Uzbekistan’s Proposed Constitutional Overhaul: Charting a Course Toward Liberal Values in Central Asia
Uzbekistan’s upcoming referendum will focus on a draft embodying President Mirziyoyev's vision of a ‘New Uzbekistan’, emphasizing the rule of law, social guarantees, economic reform, political governance, and culture. The draft places citizens' rights at the forefront: a departure from conventional political priorities in the past where the state came first. With 65% of the existing constitution affected, this referendum marks a pivotal moment for Uzbekistan and Central Asia – writes Prof. Dr. Gulnoza Ismailova.
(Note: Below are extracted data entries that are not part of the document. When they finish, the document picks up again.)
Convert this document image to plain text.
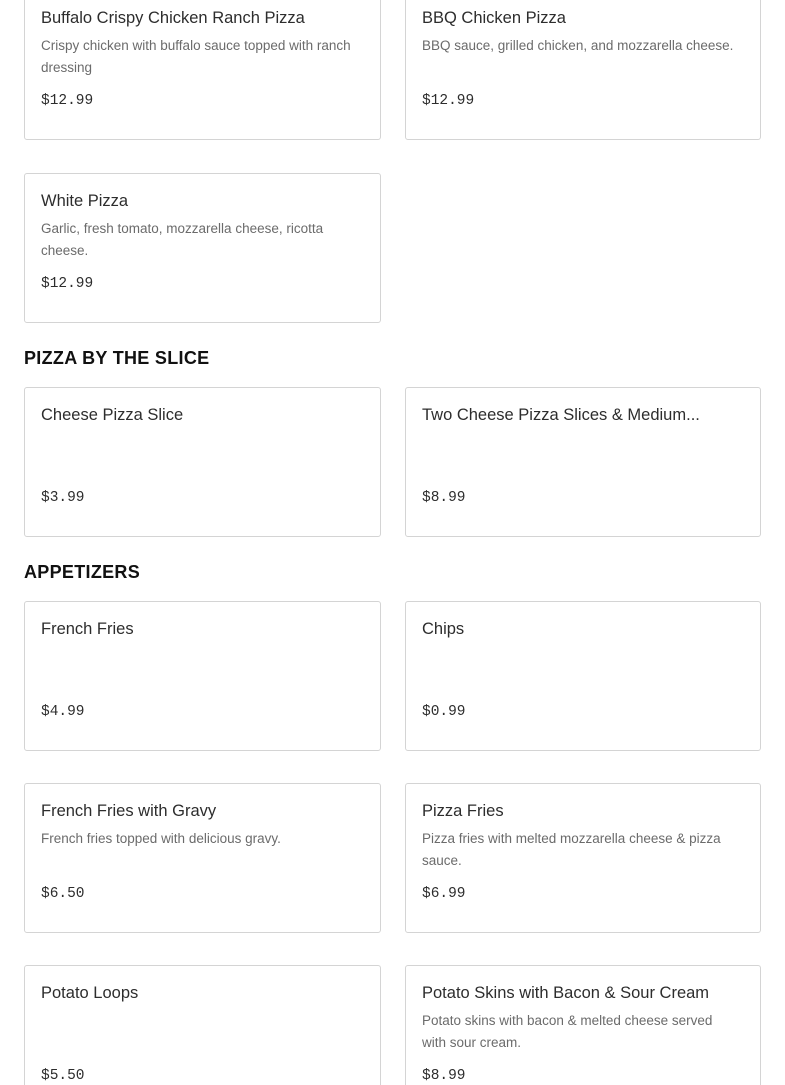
Buffalo Crispy Chicken Ranch Pizza
Crispy chicken with buffalo sauce topped with ranch dressing
$12.99
BBQ Chicken Pizza
BBQ sauce, grilled chicken, and mozzarella cheese.
$12.99
White Pizza
Garlic, fresh tomato, mozzarella cheese, ricotta cheese.
$12.99
PIZZA BY THE SLICE
Cheese Pizza Slice
$3.99
Two Cheese Pizza Slices & Medium...
$8.99
APPETIZERS
French Fries
$4.99
Chips
$0.99
French Fries with Gravy
French fries topped with delicious gravy.
$6.50
Pizza Fries
Pizza fries with melted mozzarella cheese & pizza sauce.
$6.99
Potato Loops
$5.50
Potato Skins with Bacon & Sour Cream
Potato skins with bacon & melted cheese served with sour cream.
$8.99
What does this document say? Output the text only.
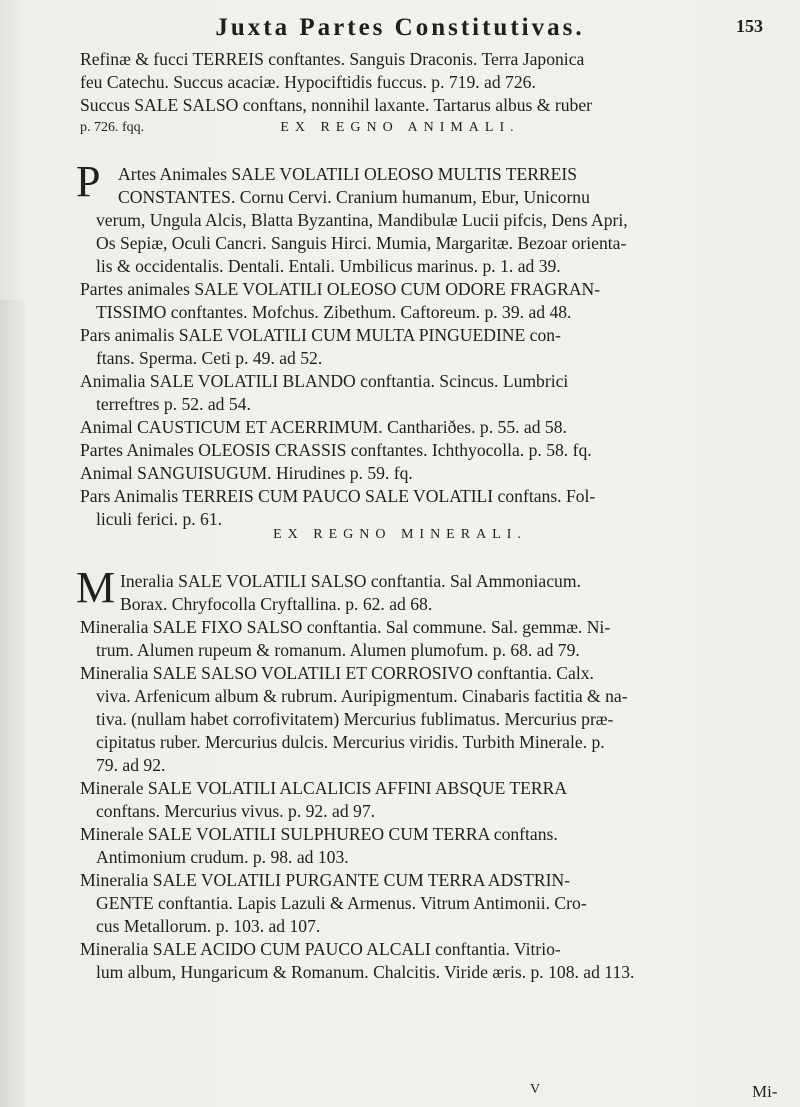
Juxta Partes Constitutivas.	153
Refinæ & fucci TERREIS conftantes. Sanguis Draconis. Terra Japonica
feu Catechu. Succus acaciæ. Hypociftidis fuccus. p. 719. ad 726.
Succus SALE SALSO conftans, nonnihil laxante. Tartarus albus & ruber
p. 726. fqq.	EX REGNO ANIMALI.
P Artes Animales SALE VOLATILI OLEOSO MULTIS TERREIS
CONSTANTES. Cornu Cervi. Cranium humanum, Ebur, Unicornu
verum, Ungula Alcis, Blatta Byzantina, Mandibulæ Lucii pifcis, Dens Apri,
Os Sepiæ, Oculi Cancri. Sanguis Hirci. Mumia, Margaritæ. Bezoar orienta-
lis & occidentalis. Dentali. Entali. Umbilicus marinus. p. 1. ad 39.
Partes animales SALE VOLATILI OLEOSO CUM ODORE FRAGRAN-
TISSIMO conftantes. Mofchus. Zibethum. Caftoreum. p. 39. ad 48.
Pars animalis SALE VOLATILI CUM MULTA PINGUEDINE con-
ftans. Sperma. Ceti p. 49. ad 52.
Animalia SALE VOLATILI BLANDO conftantia. Scincus. Lumbrici
terreftres p. 52. ad 54.
Animal CAUSTICUM ET ACERRIMUM. Canthariðes. p. 55. ad 58.
Partes Animales OLEOSIS CRASSIS conftantes. Ichthyocolla. p. 58. fq.
Animal SANGUISUGUM. Hirudines p. 59. fq.
Pars Animalis TERREIS CUM PAUCO SALE VOLATILI conftans. Fol-
liculi ferici. p. 61.
EX REGNO MINERALI.
M Ineralia SALE VOLATILI SALSO conftantia. Sal Ammoniacum.
Borax. Chryfocolla Cryftallina. p. 62. ad 68.
Mineralia SALE FIXO SALSO conftantia. Sal commune. Sal. gemmæ. Ni-
trum. Alumen rupeum & romanum. Alumen plumofum. p. 68. ad 79.
Mineralia SALE SALSO VOLATILI ET CORROSIVO conftantia. Calx.
viva. Arfenicum album & rubrum. Auripigmentum. Cinabaris factitia & na-
tiva. (nullam habet corrofivitatem) Mercurius fublimatus. Mercurius præ-
cipitatus ruber. Mercurius dulcis. Mercurius viridis. Turbith Minerale. p.
79. ad 92.
Minerale SALE VOLATILI ALCALICIS AFFINI ABSQUE TERRA
conftans. Mercurius vivus. p. 92. ad 97.
Minerale SALE VOLATILI SULPHUREO CUM TERRA conftans.
Antimonium crudum. p. 98. ad 103.
Mineralia SALE VOLATILI PURGANTE CUM TERRA ADSTRIN-
GENTE conftantia. Lapis Lazuli & Armenus. Vitrum Antimonii. Cro-
cus Metallorum. p. 103. ad 107.
Mineralia SALE ACIDO CUM PAUCO ALCALI conftantia. Vitrio-
lum album, Hungaricum & Romanum. Chalcitis. Viride æris. p. 108. ad 113.
V	Mi-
Central Asia may not be the first region that comes to mind when discussing the spread of liberal values around the world. However, times are changing, and when its new draft constitution is put to a referendum on April 30, Uzbekistan has the potential to advance such values in the region.
When Uzbekistan gained its independence in 1992, it also ratified its first Constitution: the main goal was to strengthen statehood and organize the activities of state bodies. The document, however, was pro-forma for an independent nation just emerging from decades under the Soviet yoke and was not able to provide and protect fundamental rights and freedoms in society, nor manage the affairs of society and the state in various fields. Nevertheless, the document lasted an entire generation without fundamental change. It was modified in the succeeding three decades only by occasional tinkering, with constitutional amendments related strictly to governmental and parliamentary matters, such as the formation of a bicameral parliament, democratization of state administration, formation of the government, and strengthening its responsibility, among others.
The winds of change, however, began to blow when Shavkat Mirziyoyev ascended to the presidency in 2016. Coming to power after 25 years under Uzbekistan’s first president, Islam Karimov, President Mirziyoyev promised a bold agenda of reform. Soon after taking office he released political prisoners and continued with economic liberalization, including monetary reforms and visa-free entry for many foreigners. The ultimate goal of these reforms was to build a ‘New Uzbekistan’. To properly break with the outdated ways of the past, however, President Mirziyoyev emphasized — during his inauguration speech after re-election in October 2021 — that a reset was required.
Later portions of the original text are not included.